Vigo had made it. It was time for step two.
In recognition of the fact, Simenon came forward and wrapped the end of the vine around his waist. Then Picard and Joseph tied a knot in it and pronounced it secure.
The prearranged signal of the Gnalish’s readiness was a series of three tugs on the end of the vine. Ben Zoma did the honors. A moment later, he saw the line rise off the ground and go taut.
And a moment after that, it tugged Simenon in the direction of the cave mouth. The engineer looked at each of them in turn, his expression uncomfortably like that of a man condemned to death.
“My turn,” he said grimly.
Then, pulled by Vigo, he vanished into the water and left a swirl of current in his wake.
“Leave it to Simenon to get a free ride,” said Ben Zoma, hoping to break the tension.
But no one laughed. They would only do that, he suspected, after they knew their colleague had reached the other side.
They waited for a few seconds, then a few more. If all went well, it wouldn’t be long before they heard from Vigo.
But after what seemed like enough time, the signal still hadn’t come. Ben Zoma and the others looked at each other.
“He’s been down there too long,” said Greyhorse.
The doctor was right. “Someone’s got to go after him,” the first officer said.
And without another thought, he scrambled through the cave mouth and hit the water.

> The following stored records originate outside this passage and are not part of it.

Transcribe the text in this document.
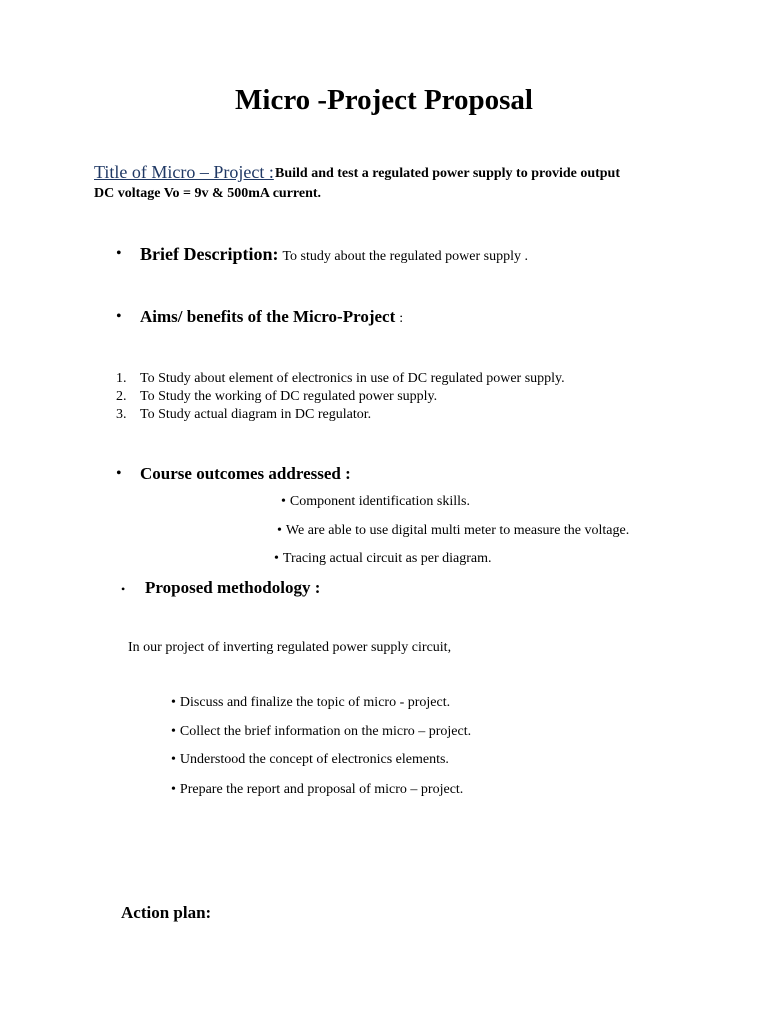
Micro -Project Proposal
Title of Micro – Project : Build and test a regulated power supply to provide output
DC voltage Vo = 9v & 500mA current.
• Brief Description: To study about the regulated power supply .
• Aims/ benefits of the Micro-Project :
1. To Study about element of electronics in use of DC regulated power supply.
2. To Study the working of DC regulated power supply.
3. To Study actual diagram in DC regulator.
• Course outcomes addressed :
• Component identification skills.
• We are able to use digital multi meter to measure the voltage.
• Tracing actual circuit as per diagram.
• Proposed methodology :
In our project of inverting regulated power supply circuit,
• Discuss and finalize the topic of micro - project.
• Collect the brief information on the micro – project.
• Understood the concept of electronics elements.
• Prepare the report and proposal of micro – project.
Action plan:
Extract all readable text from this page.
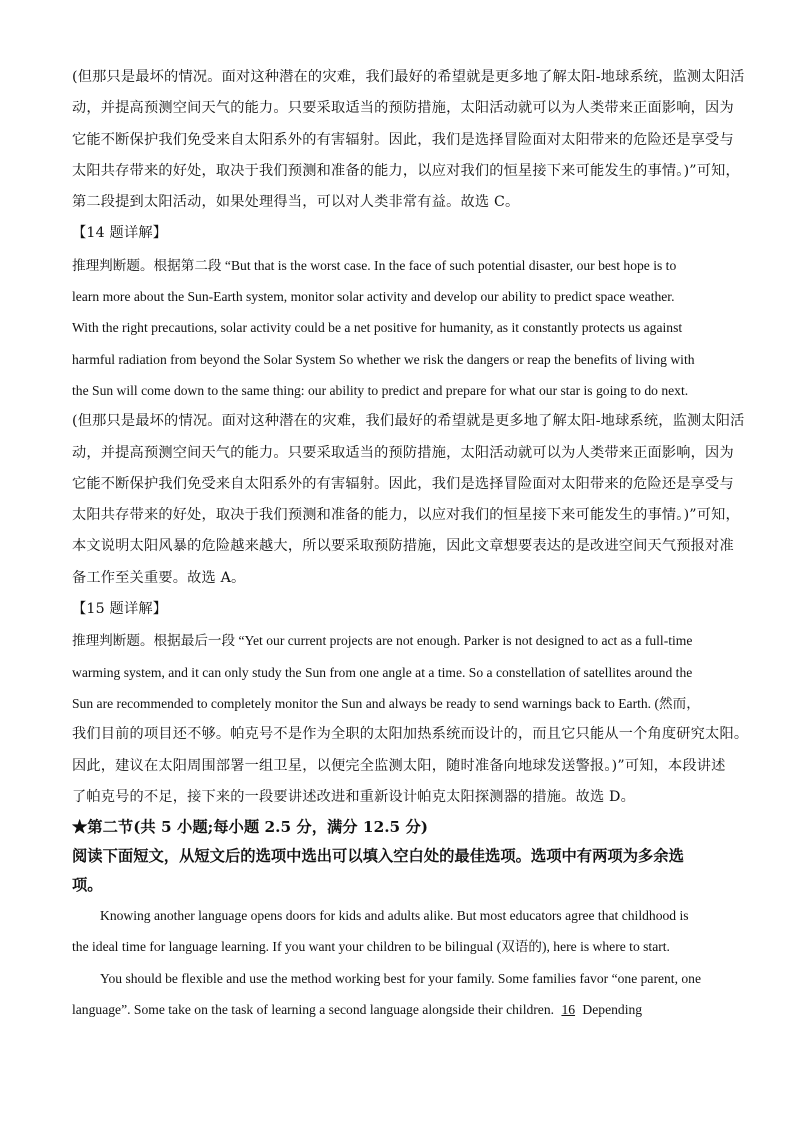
(但那只是最坏的情况。面对这种潜在的灾难，我们最好的希望就是更多地了解太阳-地球系统，监测太阳活
动，并提高预测空间天气的能力。只要采取适当的预防措施，太阳活动就可以为人类带来正面影响，因为
它能不断保护我们免受来自太阳系外的有害辐射。因此，我们是选择冒险面对太阳带来的危险还是享受与
太阳共存带来的好处，取决于我们预测和准备的能力，以应对我们的恒星接下来可能发生的事情。)”可知，
第二段提到太阳活动，如果处理得当，可以对人类非常有益。故选 C。
【14 题详解】
推理判断题。根据第二段 “But that is the worst case. In the face of such potential disaster, our best hope is to
learn more about the Sun-Earth system, monitor solar activity and develop our ability to predict space weather.
With the right precautions, solar activity could be a net positive for humanity, as it constantly protects us against
harmful radiation from beyond the Solar System So whether we risk the dangers or reap the benefits of living with
the Sun will come down to the same thing: our ability to predict and prepare for what our star is going to do next.
(但那只是最坏的情况。面对这种潜在的灾难，我们最好的希望就是更多地了解太阳-地球系统，监测太阳活
动，并提高预测空间天气的能力。只要采取适当的预防措施，太阳活动就可以为人类带来正面影响，因为
它能不断保护我们免受来自太阳系外的有害辐射。因此，我们是选择冒险面对太阳带来的危险还是享受与
太阳共存带来的好处，取决于我们预测和准备的能力，以应对我们的恒星接下来可能发生的事情。)”可知，
本文说明太阳风暴的危险越来越大，所以要采取预防措施，因此文章想要表达的是改进空间天气预报对准
备工作至关重要。故选 A。
【15 题详解】
推理判断题。根据最后一段 “Yet our current projects are not enough. Parker is not designed to act as a full-time
warming system, and it can only study the Sun from one angle at a time. So a constellation of satellites around the
Sun are recommended to completely monitor the Sun and always be ready to send warnings back to Earth. (然而，
我们目前的项目还不够。帕克号不是作为全职的太阳加热系统而设计的，而且它只能从一个角度研究太阳。
因此，建议在太阳周围部署一组卫星，以便完全监测太阳，随时准备向地球发送警报。)”可知，本段讲述
了帕克号的不足，接下来的一段要讲述改进和重新设计帕克太阳探测器的措施。故选 D。
★第二节(共 5 小题;每小题 2.5 分，满分 12.5 分)
阅读下面短文，从短文后的选项中选出可以填入空白处的最佳选项。选项中有两项为多余选
项。
Knowing another language opens doors for kids and adults alike. But most educators agree that childhood is
the ideal time for language learning. If you want your children to be bilingual (双语的), here is where to start.
You should be flexible and use the method working best for your family. Some families favor “one parent, one
language”. Some take on the task of learning a second language alongside their children. 16 Depending
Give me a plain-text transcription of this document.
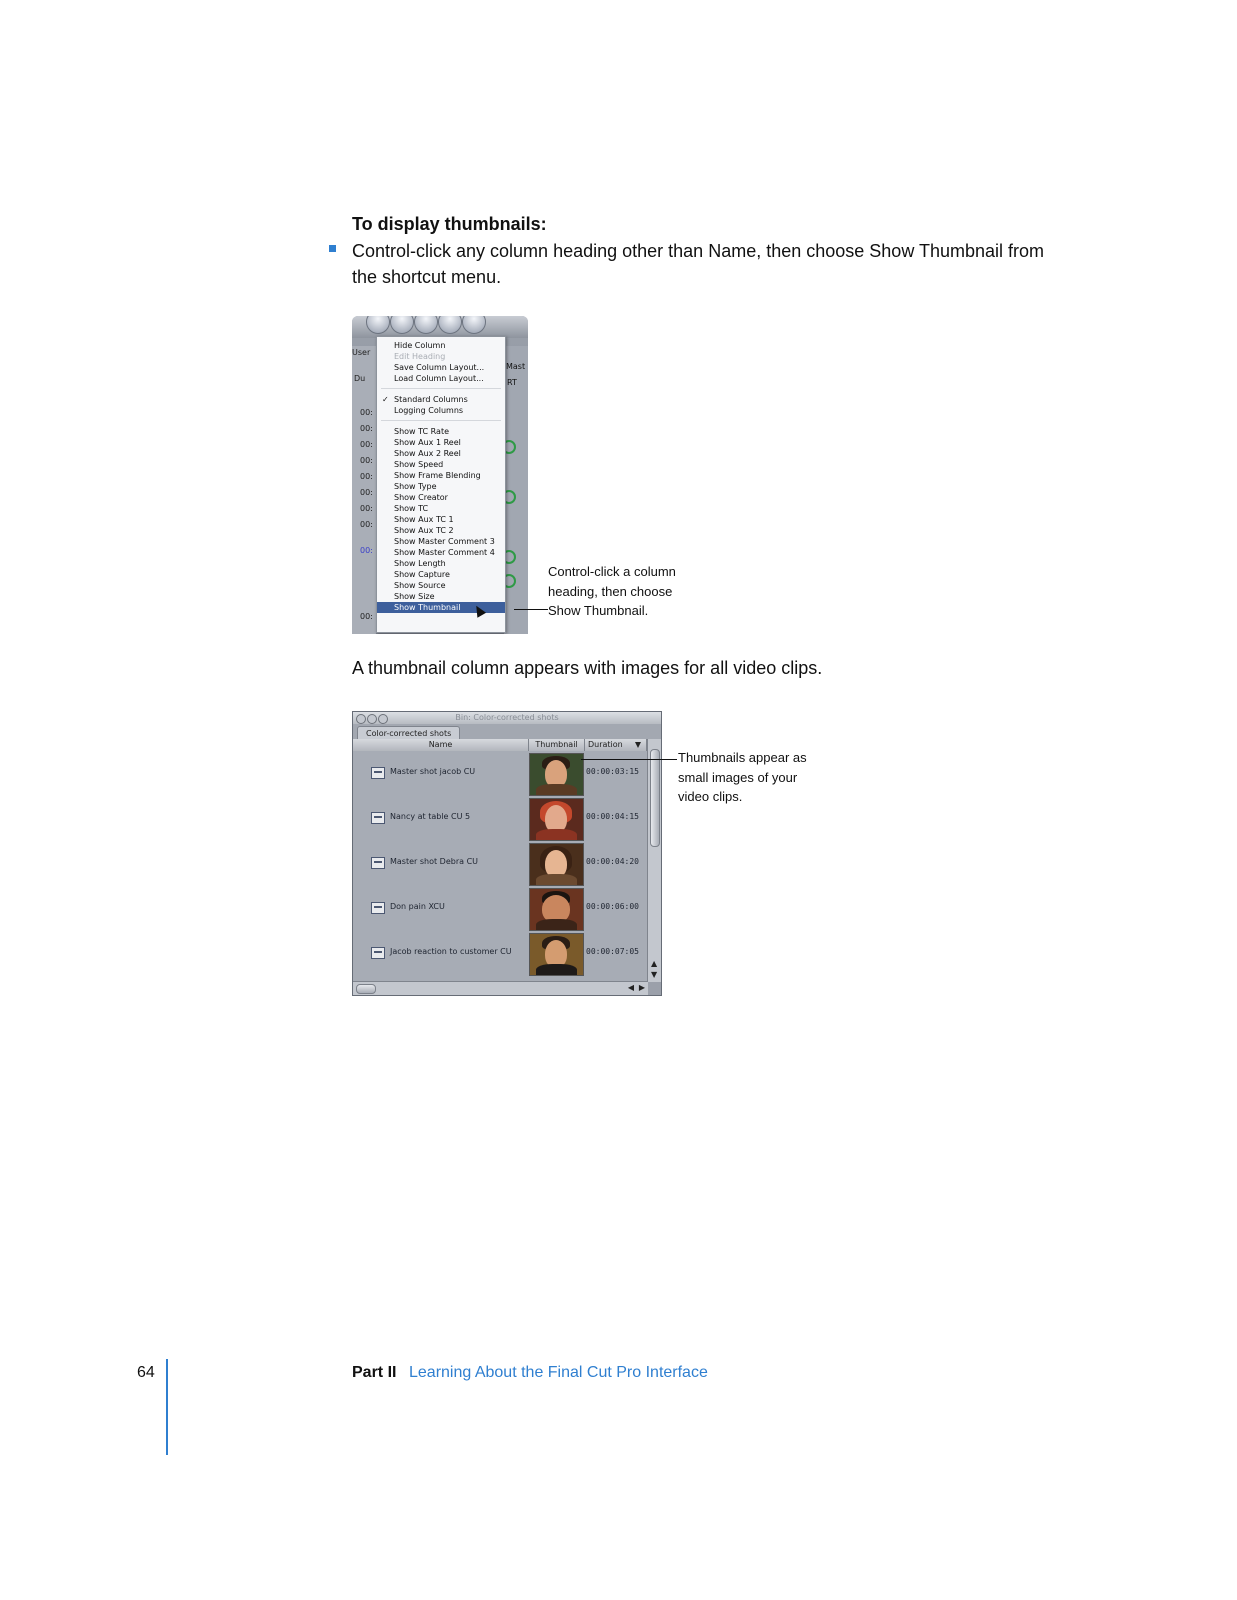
To display thumbnails:
Control-click any column heading other than Name, then choose Show Thumbnail from the shortcut menu.
User
Du
00:
00:
00:
00:
00:
00:
00:
00:
00:
00:
Mast
RT
Hide Column
Edit Heading
Save Column Layout...
Load Column Layout...
✓ Standard Columns
Logging Columns
Show TC Rate
Show Aux 1 Reel
Show Aux 2 Reel
Show Speed
Show Frame Blending
Show Type
Show Creator
Show TC
Show Aux TC 1
Show Aux TC 2
Show Master Comment 3
Show Master Comment 4
Show Length
Show Capture
Show Source
Show Size
Show Thumbnail
Control-click a column
heading, then choose
Show Thumbnail.
A thumbnail column appears with images for all video clips.
Bin: Color-corrected shots
Color-corrected shots
Name	Thumbnail	Duration
Master shot jacob CU	00:00:03:15
Nancy at table CU 5	00:00:04:15
Master shot Debra CU	00:00:04:20
Don pain XCU	00:00:06:00
Jacob reaction to customer CU	00:00:07:05
▲
▼
◀ ▶
Thumbnails appear as
small images of your
video clips.
64	Part II Learning About the Final Cut Pro Interface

It was cold, shockingly so. But then, its source was probably some mountain lake only half-redeemed from the grasp of winter. Ignoring the temperature, Ben Zoma propelled himself through the gloom with his legs, using his hands to feel his way along the wall beside him.
He couldn’t see Simenon, but he could hear some kind of bubbling up ahead. It got louder and more insistent as he swam forward, telling Ben Zoma that he wasn’t too late.
Simenon was alive. At least, for the moment.
But something had stopped him from getting through the cave chain. And in the now-perfect darkness that surrounded him, Ben Zoma couldn’t tell what it was.
There was only one thing he could do—get hold of Simenon and feel around until he found the problem.
With that in mind, he scissored forward until his hand brushed against one of the Gnalish’s frantically churning legs. Grasping it, he felt the kicking stop—a sign that his comrade was either acknowledging his presence or had run out of air.
Hoping it was the former, Ben Zoma used Simenon like a ladder and pulled himself up to what he imagined was the Gnalish’s face. Then he found Simenon’s shoulder and upper arm and felt for the tautness that would suggest his friend’s hand was stuck.
As it turned out, it wasn’t. In fact, it seized the first officer’s wrist and directed it to where Ben Zoma had come from—toward Simenon’s feet.
By then, the human was starting to feel light-headed. The impulse to breathe, to replenish the supply of oxygen in his lungs, was becoming almost impossible for him to deny. But he put it aside somehow and focused on the task at hand.
Working his way down Simenon’s body again, Ben Zoma felt one leg moving. But not the other one. Finally, he thought.
A moment later, he found the problem. Simenon’s foot was wedged in a crevice. But as long as the vine rope was pulling on him, he wouldn’t be able to get free.